Les armes juridiques des Etats-Unis contre les entreprises du vieux continent
Dans les échanges et relations commerciales, les parangons du libéralisme ont mis au point des règlements qui leur permettent d’avantager sans recours leurs banques et leurs entreprises au détriment de celles des autres pays. Et leurs volumes financiers, industriels et commerciaux sont tels qu’ils sont craints par tous leurs partenaires. Les députés français Pierre Lellouche (LR) et Karine Berger (PS) tous deux « plutôt favorables à l’Amérique », ont mené une mission d’information sur « l’Exterritorialité de la législation américaine » dont le rapport très intéressant a été publié le 5 octobre. Les media, peut-être rebutés par un titre austère, en ont peu fait état.
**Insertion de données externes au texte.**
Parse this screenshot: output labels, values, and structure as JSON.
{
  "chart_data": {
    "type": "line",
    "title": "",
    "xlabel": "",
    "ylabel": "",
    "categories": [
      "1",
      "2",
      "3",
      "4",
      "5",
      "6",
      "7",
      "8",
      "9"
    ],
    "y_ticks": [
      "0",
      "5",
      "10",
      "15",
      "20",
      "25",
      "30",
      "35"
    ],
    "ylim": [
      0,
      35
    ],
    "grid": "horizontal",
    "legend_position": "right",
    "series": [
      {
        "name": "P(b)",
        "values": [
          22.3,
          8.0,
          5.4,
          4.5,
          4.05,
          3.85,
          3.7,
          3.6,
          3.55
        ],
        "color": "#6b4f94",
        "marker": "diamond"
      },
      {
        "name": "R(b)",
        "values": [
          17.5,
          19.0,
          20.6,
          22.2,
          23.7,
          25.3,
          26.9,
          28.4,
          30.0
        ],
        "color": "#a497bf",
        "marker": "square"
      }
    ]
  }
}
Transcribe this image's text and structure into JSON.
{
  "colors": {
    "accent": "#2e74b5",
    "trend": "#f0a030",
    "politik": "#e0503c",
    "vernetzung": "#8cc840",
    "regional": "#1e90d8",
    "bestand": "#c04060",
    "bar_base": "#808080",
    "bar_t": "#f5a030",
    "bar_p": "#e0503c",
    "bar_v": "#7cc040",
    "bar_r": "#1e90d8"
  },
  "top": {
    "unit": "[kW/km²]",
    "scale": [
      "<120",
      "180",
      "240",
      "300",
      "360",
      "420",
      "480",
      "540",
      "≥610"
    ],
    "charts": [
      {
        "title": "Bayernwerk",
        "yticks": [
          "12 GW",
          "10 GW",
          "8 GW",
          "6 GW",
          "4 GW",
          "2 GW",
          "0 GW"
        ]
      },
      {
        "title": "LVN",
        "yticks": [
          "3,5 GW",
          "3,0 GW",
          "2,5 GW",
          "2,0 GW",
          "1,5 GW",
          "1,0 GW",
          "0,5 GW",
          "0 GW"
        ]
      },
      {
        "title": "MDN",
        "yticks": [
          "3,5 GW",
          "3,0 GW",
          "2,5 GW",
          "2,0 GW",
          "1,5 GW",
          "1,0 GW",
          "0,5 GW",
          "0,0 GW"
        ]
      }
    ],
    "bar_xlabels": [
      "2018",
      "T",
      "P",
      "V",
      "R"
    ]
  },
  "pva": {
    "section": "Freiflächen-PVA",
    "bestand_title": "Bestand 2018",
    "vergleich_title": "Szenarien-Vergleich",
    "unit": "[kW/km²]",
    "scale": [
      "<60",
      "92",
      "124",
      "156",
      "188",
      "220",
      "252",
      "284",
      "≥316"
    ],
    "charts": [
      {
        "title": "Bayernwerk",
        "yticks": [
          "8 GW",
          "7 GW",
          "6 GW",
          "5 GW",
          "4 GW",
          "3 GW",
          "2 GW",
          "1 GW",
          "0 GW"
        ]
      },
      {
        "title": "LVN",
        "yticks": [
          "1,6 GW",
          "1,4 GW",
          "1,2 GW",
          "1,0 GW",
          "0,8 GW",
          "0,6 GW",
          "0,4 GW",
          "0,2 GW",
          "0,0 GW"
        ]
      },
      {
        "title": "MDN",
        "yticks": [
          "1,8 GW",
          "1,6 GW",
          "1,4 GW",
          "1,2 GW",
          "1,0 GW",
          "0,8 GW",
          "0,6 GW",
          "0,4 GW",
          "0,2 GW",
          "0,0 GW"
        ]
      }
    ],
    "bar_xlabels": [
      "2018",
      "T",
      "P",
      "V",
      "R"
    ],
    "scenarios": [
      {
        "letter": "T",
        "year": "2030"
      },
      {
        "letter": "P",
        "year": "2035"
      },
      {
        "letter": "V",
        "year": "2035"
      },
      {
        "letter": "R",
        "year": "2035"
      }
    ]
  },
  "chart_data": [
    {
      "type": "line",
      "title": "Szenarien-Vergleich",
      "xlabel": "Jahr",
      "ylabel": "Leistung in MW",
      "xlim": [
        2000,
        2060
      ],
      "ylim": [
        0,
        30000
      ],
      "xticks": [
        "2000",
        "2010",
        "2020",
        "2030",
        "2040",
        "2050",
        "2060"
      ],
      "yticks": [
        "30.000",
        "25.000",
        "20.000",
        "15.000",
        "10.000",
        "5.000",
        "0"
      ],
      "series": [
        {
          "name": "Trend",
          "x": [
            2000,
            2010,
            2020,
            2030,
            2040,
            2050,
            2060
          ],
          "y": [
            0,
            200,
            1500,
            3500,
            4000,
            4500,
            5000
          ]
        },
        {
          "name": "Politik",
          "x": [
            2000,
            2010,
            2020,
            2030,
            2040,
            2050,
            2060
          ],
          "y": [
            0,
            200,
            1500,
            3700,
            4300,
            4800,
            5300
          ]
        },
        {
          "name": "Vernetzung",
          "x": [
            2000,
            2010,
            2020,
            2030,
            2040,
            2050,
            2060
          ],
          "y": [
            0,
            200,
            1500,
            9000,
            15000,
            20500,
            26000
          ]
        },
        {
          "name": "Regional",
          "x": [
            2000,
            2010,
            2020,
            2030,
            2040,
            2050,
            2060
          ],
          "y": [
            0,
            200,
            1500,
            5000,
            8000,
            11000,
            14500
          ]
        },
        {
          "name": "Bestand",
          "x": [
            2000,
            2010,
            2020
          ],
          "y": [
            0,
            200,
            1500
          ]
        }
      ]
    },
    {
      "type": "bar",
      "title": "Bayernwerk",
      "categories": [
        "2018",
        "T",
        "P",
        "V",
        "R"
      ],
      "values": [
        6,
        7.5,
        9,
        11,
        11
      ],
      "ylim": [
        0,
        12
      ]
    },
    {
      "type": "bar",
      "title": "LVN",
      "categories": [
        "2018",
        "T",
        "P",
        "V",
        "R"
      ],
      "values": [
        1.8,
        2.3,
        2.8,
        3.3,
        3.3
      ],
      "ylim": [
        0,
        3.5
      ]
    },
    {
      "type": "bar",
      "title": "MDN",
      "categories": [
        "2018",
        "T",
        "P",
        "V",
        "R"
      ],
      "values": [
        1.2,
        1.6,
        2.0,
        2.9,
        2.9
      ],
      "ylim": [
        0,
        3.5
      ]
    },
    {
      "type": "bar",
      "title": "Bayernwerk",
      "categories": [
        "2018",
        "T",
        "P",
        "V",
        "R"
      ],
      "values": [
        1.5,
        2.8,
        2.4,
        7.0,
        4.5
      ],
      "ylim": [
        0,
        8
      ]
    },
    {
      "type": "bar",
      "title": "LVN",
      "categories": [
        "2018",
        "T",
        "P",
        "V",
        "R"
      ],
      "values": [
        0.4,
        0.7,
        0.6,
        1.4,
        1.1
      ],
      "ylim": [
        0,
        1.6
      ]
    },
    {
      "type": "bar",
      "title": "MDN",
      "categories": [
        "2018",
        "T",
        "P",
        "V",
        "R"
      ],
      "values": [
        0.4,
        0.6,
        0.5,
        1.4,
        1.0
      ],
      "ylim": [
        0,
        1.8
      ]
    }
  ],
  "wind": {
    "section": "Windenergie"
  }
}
Qu’en est-il ? Comment l’Amérique peut-elle imposer son droit ? Un droit qui se réclame directement de la morale protestante et « qui s’impose dans le droit international sans quasiment susciter de résistance ? » (Valérie Segond). Les États-Unis, comme la France, ont depuis longtemps, étendu leur autorité au-delà de leurs frontières, pour des faits ayant des effets sur leur sol, ou commis par des nationaux à l’étranger ou portant atteinte à leur « sécurité nationale ». Ce dernier prétexte est souvent invoqué pour voter les régimes d’embargo contre les « Etats ennemis ». Depuis 2010 (Patriot Act), la notion a été copieusement élargie à tout ce qui est censé pouvoir menacer le système économique et financier mondial « dont dépendent la prospérité et la croissance ». Ce qui ressemble beaucoup à une compétence universelle. Depuis la crise des « subprimes », les Etats-Unis ont durci, à l’encontre des entreprises étrangères, des lois anciennes contre la corruption internationale et le blanchiment d’argent. Ce qui a débouché sur des poursuites visant la sincérité des comptes de sociétés telles que Alcatel-Lucent, Alstom, Total, Technip. Ou à propos de « violation d’embargo, comme BNP Paribas : cette banque accusée d’avoir financé, depuis la Suisse, des opérations commerciales avec des partenaires basés à Cuba, en Libye, au Soudan, en Iran, a dû payer des pénalités de 8,9 milliards de dollars ! Désormais les États-Unis disposent de sources innombrables de renseignements. Toutes les données numériques notamment françaises sont sur des serveurs américains. De plus, ils ont organisé une sorte de chasse aux supposés coupables. Une chasse avec des grosses primes. Selon la loi Dodd-Frank, il est reversé aux « lanceurs d’alerte » qui dénoncent telle ou telle société étrangère, entre 10 et 30 % des sanctions !
On comprend le zèle mis dans ces enquêtes si morales. Le rapport Lellouche-Berger explique clairement que, pour monter ces dossiers, tous les moyens sont bons. Les agences de renseignement, des institutions monétaires, commerciales et autres doivent participer : la Réserve fédérale, la SEC (Securities and Exchange Commission), l’OFAC, les services financiers de New York. Mais aussi la CIA et la NSA ! Plus d’autres officines publiques ou privées. Comme l’ont écrit les auteurs du rapport : « Les différentes administrations judiciaires américaines sont devenues de véritables chasseurs de primes ». Le département de la justice a « proposé » (euphémisme) aux entreprises visées de coopérer. Pour continuer à travailler aux Etats-Unis, elles doivent « s’engager à faire réaliser à leurs frais une enquête interne approfondie sur les faits présumés, en communiquer les résultats aux autorités, à s’acquitter d’une amende » négociée » et accepter la nomination d’un contrôleur interne ». Comparées à ces fort coûteuses exigences de repentance collaboratrice, les procédures soviétiques paraissent bien plus simples.
Elles rapportent énormément au département de la justice. En milliards de dollars. Les auteurs du rapport soulignent que par ces procédures, les administrations judiciaires américaines… « cherchent à se financer sur les résultats de leurs poursuites… » en visant les concurrents des entreprises américaines. Depuis 2008, les entreprises européennes ont versé 6 milliards de dollars (5,4 milliards d’euros) aux États-Unis pour violation de la loi anticorruption. Depuis 2009, les banques européennes se sont acquittées de 16 milliards de pénalités pour non-respect des sanctions économiques imposées par Washington. Actuellement, seule la Chine, qui ambitionne de prendre la première place et protège ses entreprises, refuse de faire appliquer les jugements américains.